Quinze meses atrás, o exército de Vladimir Putin estava nos arredores de Kiev. Agora o líder russo está lutando para manter o controle em Moscou.
A rebelião das forças de Wagner, liderada por Yevgeny Prigozhin, é a confirmação final de como a guerra na Ucrânia foi catastroficamente errada para Putin. Mesmo que o líder russo vença a batalha imediata contra o grupo Wagner, é difícil acreditar que Putin possa sobreviver a esse tipo de humilhação. Seu prestígio, seu poder, até mesmo sua vida, estão agora em jogo.
A ironia histórica é que as próprias ações de Putin provocaram o que ele mais teme: uma insurreição que ameaça tanto o Estado russo quanto seu próprio poder pessoal.
O medo de Putin de uma “revolução colorida” na Rússia remonta a quase 20 anos. Ironicamente, suas origens estão na Ucrânia. A Revolução Laranja de 2004 — uma revolta popular e democrática contra uma eleição fraudulenta na Ucrânia — provocou uma paranoia no presidente russo que se intensificou implacavelmente ao longo dos anos.
Desde então, Putin tem sido assombrado por dois medos interligados. Primeiro, que a Ucrânia escaparia irrevogavelmente das garras da Rússia. Em segundo, que um levante pró-democracia bem-sucedido em Kiev seria um teste para o mesmo em Moscou.
Sua decisão de invadir a Ucrânia em 2022 foi um esforço para finalmente dar um fim nesses dois perigos — instalando um governo autoritário pró-Rússia em Kiev.
Como ex-agente de inteligência e teórico da conspiração, Putin estava convencido de que as origens de qualquer “revolução colorida” — seja na Ucrânia ou na Rússia — estariam em Washington. Sua recusa em acreditar que os ucranianos pudessem ter iniciativa ou poder o levou a subestimar fatalmente a força da resistência do país a uma invasão russa.
Além de subestimar a força ucraniana, Putin — embriagado com a mitologia do Exército Vermelho da década de 1940 — superestimou fatalmente o poder militar da própria Rússia. O fracasso do exército russo abriu as portas para o grupo Wagner entrar na guerra. Isso deu a Prigozhin sua própria base de poder e plataforma de propaganda e, finalmente, permitiu que ele se voltasse contra o Estado russo.
O argumento de Putin para o povo russo sempre foi que ele resgatou o país da anarquia dos anos 1990. Mas o que está acontecendo agora é uma reminiscência do fracassado golpe militar e linha-dura contra Mikhail Gorbachev em 1991, quando Boris Yeltsin montou um tanque fora do Parlamento. Nesse ponto, a população de Moscou desempenhou um papel vital no desenrolar dos acontecimentos.

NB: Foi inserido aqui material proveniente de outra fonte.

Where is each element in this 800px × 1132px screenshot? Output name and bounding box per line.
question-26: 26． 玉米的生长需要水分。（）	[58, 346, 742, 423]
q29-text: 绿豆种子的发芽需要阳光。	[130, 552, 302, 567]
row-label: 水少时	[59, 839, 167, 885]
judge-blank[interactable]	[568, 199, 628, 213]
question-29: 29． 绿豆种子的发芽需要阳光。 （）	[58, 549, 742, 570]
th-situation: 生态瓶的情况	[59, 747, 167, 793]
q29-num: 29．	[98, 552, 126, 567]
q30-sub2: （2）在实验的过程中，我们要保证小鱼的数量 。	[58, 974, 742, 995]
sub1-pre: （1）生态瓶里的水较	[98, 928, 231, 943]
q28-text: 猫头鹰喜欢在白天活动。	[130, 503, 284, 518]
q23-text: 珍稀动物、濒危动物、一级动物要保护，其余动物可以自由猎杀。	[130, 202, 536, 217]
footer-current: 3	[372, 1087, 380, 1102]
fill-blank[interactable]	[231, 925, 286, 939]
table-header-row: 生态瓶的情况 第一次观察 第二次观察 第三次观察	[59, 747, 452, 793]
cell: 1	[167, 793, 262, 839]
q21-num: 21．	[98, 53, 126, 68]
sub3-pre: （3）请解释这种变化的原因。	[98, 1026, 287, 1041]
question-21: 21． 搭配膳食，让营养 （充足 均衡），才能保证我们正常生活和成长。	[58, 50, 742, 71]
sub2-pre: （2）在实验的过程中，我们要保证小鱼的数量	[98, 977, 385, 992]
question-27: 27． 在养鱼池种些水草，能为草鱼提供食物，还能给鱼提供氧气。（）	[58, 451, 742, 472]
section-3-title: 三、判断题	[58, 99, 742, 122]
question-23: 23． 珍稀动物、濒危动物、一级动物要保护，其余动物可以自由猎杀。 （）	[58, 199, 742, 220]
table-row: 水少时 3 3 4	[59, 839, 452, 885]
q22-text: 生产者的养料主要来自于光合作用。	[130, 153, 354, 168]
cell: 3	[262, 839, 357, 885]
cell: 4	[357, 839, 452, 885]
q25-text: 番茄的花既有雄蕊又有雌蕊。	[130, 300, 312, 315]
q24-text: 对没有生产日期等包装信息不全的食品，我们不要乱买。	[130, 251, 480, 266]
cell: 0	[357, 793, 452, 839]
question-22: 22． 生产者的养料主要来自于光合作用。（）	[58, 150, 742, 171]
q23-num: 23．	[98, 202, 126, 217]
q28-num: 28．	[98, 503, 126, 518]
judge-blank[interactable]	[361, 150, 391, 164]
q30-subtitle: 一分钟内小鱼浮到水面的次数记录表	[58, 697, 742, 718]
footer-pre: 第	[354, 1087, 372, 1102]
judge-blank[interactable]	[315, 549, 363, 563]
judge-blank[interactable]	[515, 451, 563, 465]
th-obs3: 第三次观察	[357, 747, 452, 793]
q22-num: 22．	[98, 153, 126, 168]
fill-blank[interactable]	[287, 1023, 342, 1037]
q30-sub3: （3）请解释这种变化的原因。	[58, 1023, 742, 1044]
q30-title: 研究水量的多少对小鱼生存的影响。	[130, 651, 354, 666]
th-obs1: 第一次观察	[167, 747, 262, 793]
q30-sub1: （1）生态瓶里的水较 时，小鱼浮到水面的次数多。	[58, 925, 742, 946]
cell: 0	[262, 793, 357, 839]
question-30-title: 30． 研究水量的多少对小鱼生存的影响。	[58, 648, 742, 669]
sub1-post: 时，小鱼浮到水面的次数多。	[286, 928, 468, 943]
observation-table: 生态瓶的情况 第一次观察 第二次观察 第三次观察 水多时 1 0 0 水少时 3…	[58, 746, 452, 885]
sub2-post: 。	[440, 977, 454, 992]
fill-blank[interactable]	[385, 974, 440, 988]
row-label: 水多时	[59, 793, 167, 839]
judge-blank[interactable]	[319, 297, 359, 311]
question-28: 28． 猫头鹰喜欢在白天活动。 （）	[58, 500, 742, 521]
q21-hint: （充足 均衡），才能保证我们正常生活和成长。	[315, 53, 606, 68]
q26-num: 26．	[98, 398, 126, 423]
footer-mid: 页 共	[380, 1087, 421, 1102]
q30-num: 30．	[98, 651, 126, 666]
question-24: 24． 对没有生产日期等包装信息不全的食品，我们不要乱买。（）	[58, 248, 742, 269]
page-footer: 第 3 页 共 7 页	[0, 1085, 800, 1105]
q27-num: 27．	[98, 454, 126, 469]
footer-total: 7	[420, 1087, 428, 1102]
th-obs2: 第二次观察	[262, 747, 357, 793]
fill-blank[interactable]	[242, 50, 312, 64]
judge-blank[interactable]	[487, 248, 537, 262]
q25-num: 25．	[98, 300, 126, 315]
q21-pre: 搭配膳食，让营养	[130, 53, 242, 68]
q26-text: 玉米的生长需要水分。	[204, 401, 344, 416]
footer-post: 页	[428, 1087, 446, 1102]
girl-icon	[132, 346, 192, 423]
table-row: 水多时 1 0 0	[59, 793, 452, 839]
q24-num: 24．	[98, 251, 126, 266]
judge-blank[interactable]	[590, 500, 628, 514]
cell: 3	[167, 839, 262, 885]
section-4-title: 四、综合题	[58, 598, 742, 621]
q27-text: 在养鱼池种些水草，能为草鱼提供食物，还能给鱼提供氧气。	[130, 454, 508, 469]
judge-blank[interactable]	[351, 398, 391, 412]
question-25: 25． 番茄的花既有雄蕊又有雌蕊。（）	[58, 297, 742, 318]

A reação da população russa ao levante de Prigozhin será uma parte crucial — e, até agora, desconhecida — dessa história.
Em seus primeiros comentários sobre o levante de Prigozhin, Putin relembrou um precedente ainda mais sombrio: a suposta “punhalada nas costas” que encerrou o esforço de guerra russo em 1917 e lançou o país na revolução e na guerra civil. Essas palavras foram feitas para transmitir firmeza de propósito. Mas não foram nada tranquilizadores.
A insurreição do grupo Wagner dará esperança aos opositores do regime de Putin — tanto dentro como fora da Rússia. Para os militares ucranianos, cuja contra-ofensiva falhou avançar sobre a linha das forças russas, esta parece ser uma oportunidade histórica. Se as forças da Rússia se voltarem umas contra as outras, ou forem retiradas da linha de frente para defender Putin, eles podem ser derrotados no leste da Ucrânia.
Presos políticos na Rússia, como Alexei Navalny ou Vladimir Kara-Murza, também devem ter um novo senso de esperança e oportunidade. Eles também podem desempenhar um papel nos próximos meses.
Prigozhin, claro, não é liberal. Sua retórica é estritamente nacionalista e imperialista. As forças de Wagner têm uma merecida reputação de brutalidade. Mas Prigozhin — como Putin — agora liberou forças que ele terá dificuldade em controlar.